NourishDoc: Sure. So I’m wondering if you can share an acupressure point that people can do at home if a stress level is a little bit out of control.
Acupressure points for hormone balance
Acupuncturist Leah: Yeah, and then it’s good that these points are on the head so you can see them. But yeah, right between the eyebrows, this is a point; it’s called Yin Tong, and that’s good for calming and right on the top of the head. So if you’re going straight back from that midline and can find it, you go straight back from the midline and straight up from the tip of the ears. You find that point here, and you can, you know, give it a little press, you can do steady, or you can give it a little bit of a motion, whatever feels most comfortable for you, so do that those two can be used quite nicely to help with focus and help with calming.
NourishDoc: Okay. I think this helps. Anything else you’d like to add up?
Acupuncturist Leah: No. I’m so happy that we got to talk about this, and as I said, the more people get Acupuncture, the better for everyone around you; not only does it benefit you, but your calm and steady state are charming for the rest of the people around you as well.

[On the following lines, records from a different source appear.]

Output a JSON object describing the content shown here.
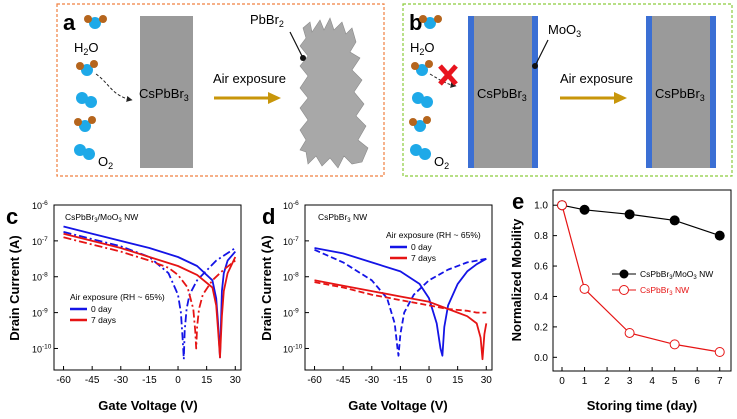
{
  "panel_letters": {
    "a": "a",
    "b": "b",
    "c": "c",
    "d": "d",
    "e": "e"
  },
  "schematic_a": {
    "water_label": "H",
    "water_sub": "2",
    "water_tail": "O",
    "oxygen_label": "O",
    "oxygen_sub": "2",
    "crystal_label": "CsPbBr",
    "crystal_sub": "3",
    "arrow_label": "Air exposure",
    "product_label": "PbBr",
    "product_sub": "2"
  },
  "schematic_b": {
    "water_label": "H",
    "water_sub": "2",
    "water_tail": "O",
    "oxygen_label": "O",
    "oxygen_sub": "2",
    "crystal_label": "CsPbBr",
    "crystal_sub": "3",
    "shell_label": "MoO",
    "shell_sub": "3",
    "arrow_label": "Air exposure",
    "after_label": "CsPbBr",
    "after_sub": "3"
  },
  "colors": {
    "blue": "#1414e6",
    "red": "#e61414",
    "pbbr2_gray": "#a8a8a8",
    "shell_blue": "#3b6fd4",
    "arrow_gold": "#c8960a",
    "water_blue": "#1ea9e8",
    "water_h": "#b5651d",
    "box_a": "#f08040",
    "box_b": "#8ccc3c"
  },
  "chart_data": [
    {
      "panel": "c",
      "type": "line",
      "title": "CsPbBr3/MoO3 NW",
      "title_parts": {
        "a": "CsPbBr",
        "s1": "3",
        "b": "/MoO",
        "s2": "3",
        "c": " NW"
      },
      "xlabel": "Gate Voltage (V)",
      "ylabel": "Drain Current (A)",
      "xlim": [
        -65,
        33
      ],
      "ylim_log10": [
        -10.6,
        -6
      ],
      "xticks": [
        "-60",
        "-45",
        "-30",
        "-15",
        "0",
        "15",
        "30"
      ],
      "xtick_values": [
        -60,
        -45,
        -30,
        -15,
        0,
        15,
        30
      ],
      "yticks": [
        "10",
        "10",
        "10",
        "10",
        "10"
      ],
      "ytick_exponents": [
        "-10",
        "-9",
        "-8",
        "-7",
        "-6"
      ],
      "ytick_values": [
        -10,
        -9,
        -8,
        -7,
        -6
      ],
      "legend_title": "Air exposure (RH ~ 65%)",
      "legend": [
        "0 day",
        "7 days"
      ],
      "legend_position": "bottom-left",
      "series": [
        {
          "name": "0 day",
          "style": "solid",
          "color": "blue",
          "x": [
            -60,
            -45,
            -30,
            -15,
            0,
            10,
            18,
            20,
            21,
            22,
            23,
            24,
            26,
            30
          ],
          "y": [
            -6.6,
            -6.8,
            -7.0,
            -7.2,
            -7.45,
            -7.7,
            -8.1,
            -8.6,
            -9.3,
            -10.25,
            -8.4,
            -7.9,
            -7.55,
            -7.3
          ]
        },
        {
          "name": "0 day",
          "style": "dash-dot",
          "color": "blue",
          "x": [
            -60,
            -45,
            -30,
            -15,
            -5,
            0,
            1.5,
            2.5,
            3,
            3.5,
            4.5,
            6,
            10,
            20,
            30
          ],
          "y": [
            -6.75,
            -6.95,
            -7.15,
            -7.45,
            -7.9,
            -8.5,
            -9.0,
            -9.8,
            -10.3,
            -9.5,
            -8.9,
            -8.5,
            -8.1,
            -7.55,
            -7.2
          ]
        },
        {
          "name": "7 days",
          "style": "solid",
          "color": "red",
          "x": [
            -60,
            -45,
            -30,
            -15,
            0,
            10,
            18,
            20,
            21,
            22,
            23,
            24,
            26,
            30
          ],
          "y": [
            -6.8,
            -7.0,
            -7.2,
            -7.45,
            -7.7,
            -7.95,
            -8.3,
            -8.8,
            -9.5,
            -10.25,
            -9.1,
            -8.4,
            -7.9,
            -7.45
          ]
        },
        {
          "name": "7 days",
          "style": "dash-dot",
          "color": "red",
          "x": [
            -60,
            -45,
            -30,
            -15,
            -5,
            0,
            5,
            8,
            9,
            9.5,
            10,
            11,
            13,
            18,
            24,
            30
          ],
          "y": [
            -6.9,
            -7.1,
            -7.3,
            -7.55,
            -7.75,
            -7.95,
            -8.3,
            -8.9,
            -9.5,
            -10.0,
            -9.4,
            -8.9,
            -8.5,
            -8.1,
            -7.8,
            -7.55
          ]
        }
      ]
    },
    {
      "panel": "d",
      "type": "line",
      "title": "CsPbBr3 NW",
      "title_parts": {
        "a": "CsPbBr",
        "s1": "3",
        "c": " NW"
      },
      "xlabel": "Gate Voltage (V)",
      "ylabel": "Drain Current (A)",
      "xlim": [
        -65,
        33
      ],
      "ylim_log10": [
        -10.6,
        -6
      ],
      "xticks": [
        "-60",
        "-45",
        "-30",
        "-15",
        "0",
        "15",
        "30"
      ],
      "xtick_values": [
        -60,
        -45,
        -30,
        -15,
        0,
        15,
        30
      ],
      "yticks": [
        "10",
        "10",
        "10",
        "10",
        "10"
      ],
      "ytick_exponents": [
        "-10",
        "-9",
        "-8",
        "-7",
        "-6"
      ],
      "ytick_values": [
        -10,
        -9,
        -8,
        -7,
        -6
      ],
      "legend_title": "Air exposure (RH ~ 65%)",
      "legend": [
        "0 day",
        "7 days"
      ],
      "legend_position": "top-right",
      "series": [
        {
          "name": "0 day",
          "style": "solid",
          "color": "blue",
          "x": [
            -60,
            -45,
            -30,
            -15,
            -5,
            0,
            4,
            6,
            7,
            8,
            10,
            15,
            20,
            25,
            30
          ],
          "y": [
            -7.2,
            -7.35,
            -7.6,
            -7.85,
            -8.2,
            -8.6,
            -9.3,
            -10.0,
            -10.2,
            -9.4,
            -8.8,
            -8.2,
            -7.85,
            -7.65,
            -7.5
          ]
        },
        {
          "name": "0 day",
          "style": "dash",
          "color": "blue",
          "x": [
            -60,
            -45,
            -30,
            -22,
            -18,
            -16.5,
            -16,
            -15,
            -13,
            -8,
            0,
            10,
            20,
            30
          ],
          "y": [
            -7.25,
            -7.6,
            -8.1,
            -8.6,
            -9.3,
            -10.0,
            -10.2,
            -9.6,
            -9.0,
            -8.5,
            -8.1,
            -7.8,
            -7.6,
            -7.5
          ]
        },
        {
          "name": "7 days",
          "style": "solid",
          "color": "red",
          "x": [
            -60,
            -45,
            -30,
            -15,
            0,
            10,
            20,
            25,
            27,
            28,
            29,
            30
          ],
          "y": [
            -8.1,
            -8.25,
            -8.4,
            -8.55,
            -8.7,
            -8.9,
            -9.1,
            -9.3,
            -9.7,
            -10.3,
            -9.6,
            -9.3
          ]
        },
        {
          "name": "7 days",
          "style": "dash",
          "color": "red",
          "x": [
            -60,
            -45,
            -30,
            -15,
            0,
            10,
            20,
            25,
            30
          ],
          "y": [
            -8.15,
            -8.3,
            -8.5,
            -8.65,
            -8.8,
            -8.9,
            -8.95,
            -9.0,
            -9.0
          ]
        }
      ]
    },
    {
      "panel": "e",
      "type": "line",
      "xlabel": "Storing time (day)",
      "ylabel": "Normalized Mobility",
      "xlim": [
        -0.4,
        7.5
      ],
      "ylim": [
        -0.09,
        1.1
      ],
      "xticks": [
        "0",
        "1",
        "2",
        "3",
        "4",
        "5",
        "6",
        "7"
      ],
      "xtick_values": [
        0,
        1,
        2,
        3,
        4,
        5,
        6,
        7
      ],
      "yticks": [
        "0.0",
        "0.2",
        "0.4",
        "0.6",
        "0.8",
        "1.0"
      ],
      "ytick_values": [
        0,
        0.2,
        0.4,
        0.6,
        0.8,
        1.0
      ],
      "legend_position": "right",
      "series": [
        {
          "name": "CsPbBr3/MoO3 NW",
          "name_parts": {
            "a": "CsPbBr",
            "s1": "3",
            "b": "/MoO",
            "s2": "3",
            "c": " NW"
          },
          "color": "black",
          "marker": "filled",
          "x": [
            0,
            1,
            3,
            5,
            7
          ],
          "y": [
            1.0,
            0.97,
            0.94,
            0.9,
            0.8
          ]
        },
        {
          "name": "CsPbBr3 NW",
          "name_parts": {
            "a": "CsPbBr",
            "s1": "3",
            "c": " NW"
          },
          "color": "red",
          "marker": "open",
          "x": [
            0,
            1,
            3,
            5,
            7
          ],
          "y": [
            1.0,
            0.45,
            0.16,
            0.085,
            0.035
          ]
        }
      ]
    }
  ]
}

NourishDoc: Absolutely yes, for sure. Thank you so much, Leah, for being with us and yes, thank you to everyone who’s watching right now. If you have any questions, you can put them in the comment window. We are happy to take questions. If you don’t have any questions, you can also send us later on; we are open here literally twenty-four by seven, and we bring educational sessions to you every single day either on FB live or on Insta; check us out at both places and let us know your feedback and last comments from you Leah anything?
Acupuncturist Leah: Thank you so much for what you do. You put a lot of work into this, so we appreciate it.
NourishDoc: Yes, with your help, with all of your help. Thank you, bye-bye.